Post-Haiti Re-Entry

February 25th, 2010 § 0

I’ve been back in the U.S. for a week now; and I’ve been working on this post in my head as I processed through my return from Haiti for nearly that same amount of time.

Coming home was both easy and hard.  Easy, because I missed my wife and it was wonderful to see and be with her.  Hard, because I hit culture shock head on, fairly early and fairly abruptly.  Within an hour of being home, I was looking around my downstairs room, realizing that this one room in my house was easily ten times the size of the tents that families were living in down in Haiti.  As I looked through our pantry and saw how we have more food than we are going to eat in a day or even a week, I felt blessed and disoriented and wrestled to make sense of my life in light of the incredible need we saw in Port-au-Prince.

Of course, the fact that Christina and I had a trip to go join my family up in a rented cabin in Big Bear planned for the day after my return didn’t help much either.  I struggled with being fully present to my family as we built a snowman, ate from a wide spread of guilty pleasure junk food, and played in the falling snow.  My thoughts kept returning to the people I’d been with 48 hours earlier.

Having done other short-term missions trips, I know that these feelings that accompany re-entry are normal; but this time, I feel like I’m wrestling a little harder because I’m not sure I want them to go away.  I know intuitively that I need to process through what I experienced, reach some conclusions, and then connect my experience there with my life here.  But I fear tying too nice a bow on it.  It’s hard enough answering the question, “How was Haiti?” in less than 10 paragraphs.  In fact, at one point this last weekend, my dad asked a simple question about whether we knew if aid was actually reaching people, and I took 15 minutes of non-stop talking and story-telling to answer.   I guess what I’m feeling and trying to say is that I don’t want my experience to become a sound bite or a quick story that I file away for future anecdotes.
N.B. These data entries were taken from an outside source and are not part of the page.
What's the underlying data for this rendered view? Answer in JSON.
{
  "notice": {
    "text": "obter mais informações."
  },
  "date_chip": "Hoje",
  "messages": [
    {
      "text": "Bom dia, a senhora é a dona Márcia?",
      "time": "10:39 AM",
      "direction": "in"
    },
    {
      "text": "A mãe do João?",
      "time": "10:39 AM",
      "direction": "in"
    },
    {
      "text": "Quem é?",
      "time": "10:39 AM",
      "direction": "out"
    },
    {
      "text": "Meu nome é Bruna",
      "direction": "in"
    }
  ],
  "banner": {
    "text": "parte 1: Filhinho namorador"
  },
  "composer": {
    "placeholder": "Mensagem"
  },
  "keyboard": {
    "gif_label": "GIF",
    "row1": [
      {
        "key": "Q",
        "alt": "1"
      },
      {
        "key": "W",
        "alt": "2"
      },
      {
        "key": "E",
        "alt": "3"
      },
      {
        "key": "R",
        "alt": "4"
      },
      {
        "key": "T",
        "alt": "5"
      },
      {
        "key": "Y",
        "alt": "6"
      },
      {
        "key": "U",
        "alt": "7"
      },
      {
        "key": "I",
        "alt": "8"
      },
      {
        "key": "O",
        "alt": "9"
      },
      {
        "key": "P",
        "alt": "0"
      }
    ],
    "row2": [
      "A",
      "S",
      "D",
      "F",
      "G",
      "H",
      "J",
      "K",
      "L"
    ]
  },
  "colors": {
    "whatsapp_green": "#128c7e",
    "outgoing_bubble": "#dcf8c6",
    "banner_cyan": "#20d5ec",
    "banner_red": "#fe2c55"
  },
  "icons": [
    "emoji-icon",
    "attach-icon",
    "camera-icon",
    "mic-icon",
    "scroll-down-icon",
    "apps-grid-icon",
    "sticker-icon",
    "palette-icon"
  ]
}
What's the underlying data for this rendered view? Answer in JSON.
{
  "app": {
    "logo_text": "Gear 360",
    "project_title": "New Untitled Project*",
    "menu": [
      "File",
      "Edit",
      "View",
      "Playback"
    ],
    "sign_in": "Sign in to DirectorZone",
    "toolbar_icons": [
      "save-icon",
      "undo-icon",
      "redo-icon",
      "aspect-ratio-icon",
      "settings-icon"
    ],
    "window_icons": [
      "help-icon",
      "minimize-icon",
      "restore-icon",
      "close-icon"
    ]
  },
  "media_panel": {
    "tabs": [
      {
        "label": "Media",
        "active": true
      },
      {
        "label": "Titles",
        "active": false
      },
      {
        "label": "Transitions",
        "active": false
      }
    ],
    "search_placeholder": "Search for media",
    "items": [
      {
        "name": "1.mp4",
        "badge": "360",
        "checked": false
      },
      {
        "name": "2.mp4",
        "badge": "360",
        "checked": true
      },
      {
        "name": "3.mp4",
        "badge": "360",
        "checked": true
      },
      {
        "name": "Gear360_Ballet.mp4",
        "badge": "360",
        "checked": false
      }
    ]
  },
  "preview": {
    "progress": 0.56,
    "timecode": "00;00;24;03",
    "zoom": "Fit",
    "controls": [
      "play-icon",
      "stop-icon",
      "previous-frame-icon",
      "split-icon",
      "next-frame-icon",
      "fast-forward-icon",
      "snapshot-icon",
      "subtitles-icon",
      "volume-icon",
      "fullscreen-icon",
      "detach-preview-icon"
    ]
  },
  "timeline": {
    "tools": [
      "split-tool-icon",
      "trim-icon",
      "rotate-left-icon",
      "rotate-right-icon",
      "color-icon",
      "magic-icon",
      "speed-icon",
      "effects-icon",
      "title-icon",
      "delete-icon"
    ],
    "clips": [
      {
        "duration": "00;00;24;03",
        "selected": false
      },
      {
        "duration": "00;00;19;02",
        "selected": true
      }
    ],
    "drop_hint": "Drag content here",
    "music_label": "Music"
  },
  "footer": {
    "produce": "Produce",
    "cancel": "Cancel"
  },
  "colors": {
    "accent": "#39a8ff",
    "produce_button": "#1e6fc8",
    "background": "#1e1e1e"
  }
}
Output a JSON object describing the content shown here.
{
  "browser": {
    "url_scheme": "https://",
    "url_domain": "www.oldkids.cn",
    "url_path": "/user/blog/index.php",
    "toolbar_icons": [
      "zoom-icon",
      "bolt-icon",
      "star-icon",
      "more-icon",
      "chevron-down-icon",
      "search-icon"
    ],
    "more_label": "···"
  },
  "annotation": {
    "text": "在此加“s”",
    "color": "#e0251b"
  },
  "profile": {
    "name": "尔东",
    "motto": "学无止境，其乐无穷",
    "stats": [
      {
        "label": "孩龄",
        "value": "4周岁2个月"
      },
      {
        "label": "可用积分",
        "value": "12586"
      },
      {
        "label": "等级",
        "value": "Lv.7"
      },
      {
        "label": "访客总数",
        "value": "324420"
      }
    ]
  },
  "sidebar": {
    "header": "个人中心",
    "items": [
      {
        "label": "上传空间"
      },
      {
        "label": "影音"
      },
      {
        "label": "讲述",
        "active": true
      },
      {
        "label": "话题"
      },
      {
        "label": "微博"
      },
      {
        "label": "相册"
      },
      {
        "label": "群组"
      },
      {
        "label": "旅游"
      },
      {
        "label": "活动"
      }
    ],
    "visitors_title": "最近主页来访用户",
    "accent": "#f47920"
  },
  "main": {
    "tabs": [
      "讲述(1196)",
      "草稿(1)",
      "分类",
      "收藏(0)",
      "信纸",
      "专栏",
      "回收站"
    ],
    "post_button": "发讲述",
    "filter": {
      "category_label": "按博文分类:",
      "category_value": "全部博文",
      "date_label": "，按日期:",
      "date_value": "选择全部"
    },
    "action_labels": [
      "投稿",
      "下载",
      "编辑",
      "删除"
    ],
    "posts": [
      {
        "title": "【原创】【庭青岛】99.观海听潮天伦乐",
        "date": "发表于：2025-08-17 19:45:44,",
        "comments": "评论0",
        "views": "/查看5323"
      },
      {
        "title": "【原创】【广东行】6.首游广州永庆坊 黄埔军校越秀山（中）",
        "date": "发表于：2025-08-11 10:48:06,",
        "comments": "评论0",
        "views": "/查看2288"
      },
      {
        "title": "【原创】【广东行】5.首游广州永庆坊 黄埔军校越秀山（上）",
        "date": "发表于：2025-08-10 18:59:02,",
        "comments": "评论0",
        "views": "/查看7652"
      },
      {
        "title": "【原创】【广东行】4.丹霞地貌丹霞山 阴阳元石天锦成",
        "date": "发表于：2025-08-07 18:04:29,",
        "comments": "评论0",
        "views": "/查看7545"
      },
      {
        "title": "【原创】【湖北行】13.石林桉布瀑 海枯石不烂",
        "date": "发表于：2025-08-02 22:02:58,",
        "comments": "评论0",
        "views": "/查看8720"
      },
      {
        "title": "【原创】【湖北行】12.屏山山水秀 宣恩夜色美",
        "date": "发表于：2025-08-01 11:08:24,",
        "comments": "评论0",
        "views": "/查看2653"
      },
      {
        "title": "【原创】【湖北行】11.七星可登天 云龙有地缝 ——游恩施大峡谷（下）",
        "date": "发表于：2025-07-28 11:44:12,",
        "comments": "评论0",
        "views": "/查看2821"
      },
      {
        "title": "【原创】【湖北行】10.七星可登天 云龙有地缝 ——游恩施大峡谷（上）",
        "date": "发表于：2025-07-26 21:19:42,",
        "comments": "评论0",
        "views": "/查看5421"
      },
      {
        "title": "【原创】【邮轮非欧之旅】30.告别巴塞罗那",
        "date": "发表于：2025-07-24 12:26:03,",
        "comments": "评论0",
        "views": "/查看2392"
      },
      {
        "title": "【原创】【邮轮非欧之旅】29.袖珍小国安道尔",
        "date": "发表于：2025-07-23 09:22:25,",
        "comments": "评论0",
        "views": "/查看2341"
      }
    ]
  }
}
At the same time I’m working on coming to grips with what I’ve been given (in terms of where I live, what I own, the food I eat, etc.) vs. the need I saw.  I’m not saying I’ve fully concluded the matter (because I know I’m still processing), but one of the early conclusions I came to is that I need to use what I have: video footage, the technology to edit and tell stories with that footage, and the opportunity to spread those stories online; to help others.  Everyone we met might not have the resources to tell their story to people outside their country, but I do; and I need to be faithful with that.  So, over the next couple of weeks, you’ll be seeing several videos coming from me featuring our time in Haiti.  I’m currently wading through 8 hours of footage to pull together some short vignettes of our experiences and put them online.

If you’re wondering what you can do, there are two very simple, not always easy, answers: Give and Go.  The group I went with, Adventures In Missions is offering ways to do both.  If you’re interested, click here.  I’d encourage you to at least check it out and pray about it.  And while you’re at it pray for the people in Haiti who need food, water, and shelter, pray for the Haitian pastors as they lead and shepherd their local communities, and pray for the relief workers on the ground working to bring aid to those in need.